Dr Dominic Williamson (pictured) says his work with IBM creates 'a promising blueprint' for better error correction. Image: University of Sydney / Supplied

The research hopes to allow for error-tolerant quantum computation that maintains the next-generation powers of the technology while addressing its processing capability.

“We’re at a point where theory and experiment are beginning to align,” Williamson said.

“The big question now is how to design quantum computers that can be scaled efficiently to solve useful problems.

“Our work provides a promising blueprint.”

Aussies making waves in quantum computing

There have been several significant quantum breakthroughs and discoveries made by Australian researchers in recent years.
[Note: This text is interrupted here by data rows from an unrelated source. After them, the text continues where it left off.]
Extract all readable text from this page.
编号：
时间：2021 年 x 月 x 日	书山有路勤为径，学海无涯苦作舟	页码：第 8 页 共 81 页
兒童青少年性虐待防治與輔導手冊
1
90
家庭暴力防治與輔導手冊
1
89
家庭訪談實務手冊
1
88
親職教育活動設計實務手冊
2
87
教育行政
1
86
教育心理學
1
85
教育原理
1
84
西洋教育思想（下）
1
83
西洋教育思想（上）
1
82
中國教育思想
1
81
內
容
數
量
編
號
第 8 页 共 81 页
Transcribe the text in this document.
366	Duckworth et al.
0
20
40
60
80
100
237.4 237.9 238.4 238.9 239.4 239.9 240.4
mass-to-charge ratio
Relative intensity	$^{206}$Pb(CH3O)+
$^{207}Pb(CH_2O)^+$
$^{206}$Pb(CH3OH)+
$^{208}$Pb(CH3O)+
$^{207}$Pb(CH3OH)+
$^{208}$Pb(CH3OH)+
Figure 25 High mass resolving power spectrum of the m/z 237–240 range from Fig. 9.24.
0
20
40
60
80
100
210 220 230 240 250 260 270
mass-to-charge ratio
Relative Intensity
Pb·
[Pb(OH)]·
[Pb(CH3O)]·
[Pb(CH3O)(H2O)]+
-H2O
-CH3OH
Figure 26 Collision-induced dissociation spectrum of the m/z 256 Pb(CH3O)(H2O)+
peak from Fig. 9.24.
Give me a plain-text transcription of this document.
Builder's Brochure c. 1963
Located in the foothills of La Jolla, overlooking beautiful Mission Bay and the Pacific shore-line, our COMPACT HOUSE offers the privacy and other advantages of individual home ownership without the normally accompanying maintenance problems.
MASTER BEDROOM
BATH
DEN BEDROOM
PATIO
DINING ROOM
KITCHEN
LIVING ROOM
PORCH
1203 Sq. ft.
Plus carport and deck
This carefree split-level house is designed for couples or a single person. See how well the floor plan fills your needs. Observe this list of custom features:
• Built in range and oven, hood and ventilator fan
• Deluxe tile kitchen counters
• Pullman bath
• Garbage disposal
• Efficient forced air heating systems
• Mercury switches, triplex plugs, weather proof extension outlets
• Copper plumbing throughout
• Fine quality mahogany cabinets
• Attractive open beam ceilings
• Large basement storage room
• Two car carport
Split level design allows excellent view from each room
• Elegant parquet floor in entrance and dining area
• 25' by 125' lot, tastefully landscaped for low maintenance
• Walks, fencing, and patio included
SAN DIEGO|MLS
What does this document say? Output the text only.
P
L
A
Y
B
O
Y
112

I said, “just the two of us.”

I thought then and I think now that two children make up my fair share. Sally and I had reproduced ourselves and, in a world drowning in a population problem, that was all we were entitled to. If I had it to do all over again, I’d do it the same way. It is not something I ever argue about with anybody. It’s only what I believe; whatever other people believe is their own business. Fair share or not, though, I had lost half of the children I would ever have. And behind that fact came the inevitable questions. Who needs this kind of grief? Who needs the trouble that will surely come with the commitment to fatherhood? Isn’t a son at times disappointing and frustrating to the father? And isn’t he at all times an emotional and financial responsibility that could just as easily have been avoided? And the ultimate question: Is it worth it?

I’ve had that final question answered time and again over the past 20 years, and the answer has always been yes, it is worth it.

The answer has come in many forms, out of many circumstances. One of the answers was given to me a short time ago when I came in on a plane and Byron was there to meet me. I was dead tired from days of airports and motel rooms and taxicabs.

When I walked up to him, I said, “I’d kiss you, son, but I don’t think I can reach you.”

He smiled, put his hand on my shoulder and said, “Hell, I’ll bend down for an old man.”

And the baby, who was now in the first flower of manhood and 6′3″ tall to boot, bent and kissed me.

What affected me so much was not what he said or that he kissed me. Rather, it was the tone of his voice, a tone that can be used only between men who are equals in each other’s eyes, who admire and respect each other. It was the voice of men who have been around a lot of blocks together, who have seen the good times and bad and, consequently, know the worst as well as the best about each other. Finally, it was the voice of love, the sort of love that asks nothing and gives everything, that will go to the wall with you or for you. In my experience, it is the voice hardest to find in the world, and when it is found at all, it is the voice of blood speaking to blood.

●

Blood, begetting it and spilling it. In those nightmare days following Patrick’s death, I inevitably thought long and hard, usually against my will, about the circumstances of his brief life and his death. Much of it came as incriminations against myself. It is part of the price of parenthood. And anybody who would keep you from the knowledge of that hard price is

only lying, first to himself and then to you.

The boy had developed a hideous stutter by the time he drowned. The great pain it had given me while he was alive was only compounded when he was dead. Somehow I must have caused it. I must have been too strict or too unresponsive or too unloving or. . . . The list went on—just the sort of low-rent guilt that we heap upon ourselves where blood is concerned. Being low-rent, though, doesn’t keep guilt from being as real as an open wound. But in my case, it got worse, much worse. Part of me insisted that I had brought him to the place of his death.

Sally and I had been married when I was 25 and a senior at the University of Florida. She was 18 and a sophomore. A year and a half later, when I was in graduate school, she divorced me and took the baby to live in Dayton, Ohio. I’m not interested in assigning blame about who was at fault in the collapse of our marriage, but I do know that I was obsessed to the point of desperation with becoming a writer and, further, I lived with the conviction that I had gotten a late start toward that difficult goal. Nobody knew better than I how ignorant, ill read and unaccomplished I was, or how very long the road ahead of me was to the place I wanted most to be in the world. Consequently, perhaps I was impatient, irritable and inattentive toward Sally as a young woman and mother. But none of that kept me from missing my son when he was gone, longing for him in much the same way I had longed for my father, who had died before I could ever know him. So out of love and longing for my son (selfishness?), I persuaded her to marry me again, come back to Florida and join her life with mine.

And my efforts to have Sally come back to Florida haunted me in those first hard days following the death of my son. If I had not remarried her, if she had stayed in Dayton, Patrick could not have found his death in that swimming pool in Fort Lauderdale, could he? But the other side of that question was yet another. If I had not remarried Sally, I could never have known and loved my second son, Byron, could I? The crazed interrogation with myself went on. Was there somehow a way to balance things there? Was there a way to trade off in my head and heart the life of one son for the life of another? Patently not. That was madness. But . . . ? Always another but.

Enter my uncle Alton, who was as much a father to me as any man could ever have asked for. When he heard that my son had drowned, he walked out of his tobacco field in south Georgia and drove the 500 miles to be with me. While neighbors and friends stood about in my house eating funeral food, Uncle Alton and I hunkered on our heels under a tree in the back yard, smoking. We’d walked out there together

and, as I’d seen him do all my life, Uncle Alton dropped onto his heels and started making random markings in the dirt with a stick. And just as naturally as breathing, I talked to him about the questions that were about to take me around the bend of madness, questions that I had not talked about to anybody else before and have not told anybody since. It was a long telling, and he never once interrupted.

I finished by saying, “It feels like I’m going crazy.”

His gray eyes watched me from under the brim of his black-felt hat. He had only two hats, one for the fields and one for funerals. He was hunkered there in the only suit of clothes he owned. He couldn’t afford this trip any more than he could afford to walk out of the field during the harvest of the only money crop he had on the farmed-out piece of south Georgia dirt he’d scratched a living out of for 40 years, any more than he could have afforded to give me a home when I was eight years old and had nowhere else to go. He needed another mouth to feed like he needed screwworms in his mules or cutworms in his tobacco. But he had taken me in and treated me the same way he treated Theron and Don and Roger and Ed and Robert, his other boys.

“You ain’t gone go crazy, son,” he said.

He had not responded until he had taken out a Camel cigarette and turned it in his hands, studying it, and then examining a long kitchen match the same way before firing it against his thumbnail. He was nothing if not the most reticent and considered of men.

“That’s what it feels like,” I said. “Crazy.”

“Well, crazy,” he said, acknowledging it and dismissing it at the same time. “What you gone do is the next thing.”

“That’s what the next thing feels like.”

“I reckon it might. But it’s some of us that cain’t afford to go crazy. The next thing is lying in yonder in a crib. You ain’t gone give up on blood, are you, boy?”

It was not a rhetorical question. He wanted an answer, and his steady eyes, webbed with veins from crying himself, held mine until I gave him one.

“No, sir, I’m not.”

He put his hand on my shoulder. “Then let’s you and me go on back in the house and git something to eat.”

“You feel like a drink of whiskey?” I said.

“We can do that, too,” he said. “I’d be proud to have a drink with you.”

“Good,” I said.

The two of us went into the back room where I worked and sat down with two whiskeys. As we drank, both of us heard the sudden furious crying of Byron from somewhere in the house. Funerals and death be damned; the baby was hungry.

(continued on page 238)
In early 2025 a breakthrough in error correction by researchers from the University of Sydney was used in Google’s quantum chip, Willow.

Scientists from University of Sydney also made a “major contribution” to tech giant Microsoft’s new ‘Majorana 1’ quantum chip.

In June 2025 a ’showstopper’ quantum breakthrough was demonstrated, with a scalable and more efficient new chip developed in Sydney shown to work at temperatures just above absolute zero.

The federal and Queensland governments previously announced plans to invest nearly $1 billion in US-based tech firm PsiQuantum in April 2024, for its attempt to build the world’s first utility-scale quantum computer in Brisbane.